To start, we have to list the available wireless interfaces to the system. Hopefully your card is compatible and has a driver already loaded. Let’s fire up Konsole (a terminal application), which is the third icon from the bottom-left, and we’ll type:
iwconfig
This will throw us back the list of wireless interfaces. iwconfig is similar to ifconfig, and easy to remember because of the single letter change.
Once we determined that our wireless card is there, and what it’s name is, we’ll set it into monitor mode by running:
airmon-ng start wlan0
Obviously, replace wlan0 for whatever your interface name is.
After we set the card in monitor mode, we’ll be given an alternate interface name usually in the form of mon[x]. We’ll be using that interface to sniff packets.
Next, let’s do a short site survey to see what’s really around us. We’ll run airodump-ng to do this as follows:
airodump-ng mon0
This will give us the list of AP’s and stations close to us, and if your card supports it, a signal strength and receive quality indicator. It’s best that your receive quality is close to 100, as this will help when injecting packets later on…
If you see, the Channel keeps varying, this is because we’re surveying the entire spectrum for available networks. Once we find the one we’d like to peek into, it’s very important to lock the card in that channel so we can listen to the maximum number of packets.
Let’s lock the card into channel 1 so we can hear that AP better… we do that by using iwconfig again:
iwconfig wlan0 channel 1
And then let’s see the results:
airodump-ng –channel 1 mon0
Hopefully now there will be beacons more often (which are useless, but good indicator that we have signal, the faster they flow the better).
We’ll set the proper airodump-ng parameters so we lock to a specific Channel, specific AP (or BSSID), and we write the captured IV’s into a file that we can use…

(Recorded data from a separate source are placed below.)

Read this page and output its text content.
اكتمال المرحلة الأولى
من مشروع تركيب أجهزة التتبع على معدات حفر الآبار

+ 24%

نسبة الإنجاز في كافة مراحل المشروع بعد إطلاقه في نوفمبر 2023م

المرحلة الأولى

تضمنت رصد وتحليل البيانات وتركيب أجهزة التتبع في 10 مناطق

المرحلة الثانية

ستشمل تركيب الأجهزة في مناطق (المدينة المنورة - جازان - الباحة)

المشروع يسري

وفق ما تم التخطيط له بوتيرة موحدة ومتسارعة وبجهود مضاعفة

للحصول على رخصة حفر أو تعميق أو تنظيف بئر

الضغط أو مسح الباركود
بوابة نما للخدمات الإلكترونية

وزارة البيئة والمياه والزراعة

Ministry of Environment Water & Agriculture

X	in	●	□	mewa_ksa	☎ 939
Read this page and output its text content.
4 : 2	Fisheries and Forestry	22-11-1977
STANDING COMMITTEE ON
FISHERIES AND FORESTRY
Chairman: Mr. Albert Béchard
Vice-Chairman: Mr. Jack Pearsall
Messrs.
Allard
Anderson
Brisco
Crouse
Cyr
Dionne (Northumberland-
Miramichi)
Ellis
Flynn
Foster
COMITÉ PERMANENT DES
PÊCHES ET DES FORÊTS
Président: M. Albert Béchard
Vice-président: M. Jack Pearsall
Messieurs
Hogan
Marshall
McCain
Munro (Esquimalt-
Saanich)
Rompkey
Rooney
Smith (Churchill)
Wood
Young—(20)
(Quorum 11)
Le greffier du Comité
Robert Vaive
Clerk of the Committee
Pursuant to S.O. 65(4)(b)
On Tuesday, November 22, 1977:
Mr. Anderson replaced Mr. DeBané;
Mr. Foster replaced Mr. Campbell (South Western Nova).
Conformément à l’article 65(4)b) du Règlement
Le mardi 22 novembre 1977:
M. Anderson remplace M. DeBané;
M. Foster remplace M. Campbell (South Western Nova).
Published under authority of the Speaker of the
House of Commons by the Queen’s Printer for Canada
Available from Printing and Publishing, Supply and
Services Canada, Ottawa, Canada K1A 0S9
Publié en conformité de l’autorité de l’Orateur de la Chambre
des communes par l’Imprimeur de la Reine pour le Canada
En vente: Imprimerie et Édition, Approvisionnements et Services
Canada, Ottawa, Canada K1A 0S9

airodump-ng –ivs –write /root/capture –bssid 00:12:17:05:92:5D –channel 1 mon0
By doing this, we’ll start listening to ALL network traffic going and coming out of that specific AP. If the network is pretty active, we should see the “#Data” counter go up, which is exactly what we want. The more “Data” the faster we can get that WEP key.
Just to give you an idea, it’s very unlikely you’ll get far with anything less than 50000 IV’s (“Data”). This is why on the next section I’ll go over how to inject packets to generate fake traffic and get that Data counter up to something usable in minutes.
I have tried it and even though I have the PWR level to over 200, I get no data traffic at all. Is that because I am far away from the AP I try to read packets from?
@Vicio
Do you see anything at all with airodump-ng? What wireless card do you have?. Run ?lspci? and tell me the name of it.
Yes, I can see traffic in the airodump-ng program but data traffic does not seem to count. I have a Netgear PCMCIA MA401. I have installed the HostAP Driver because it didn’t seem to work at first.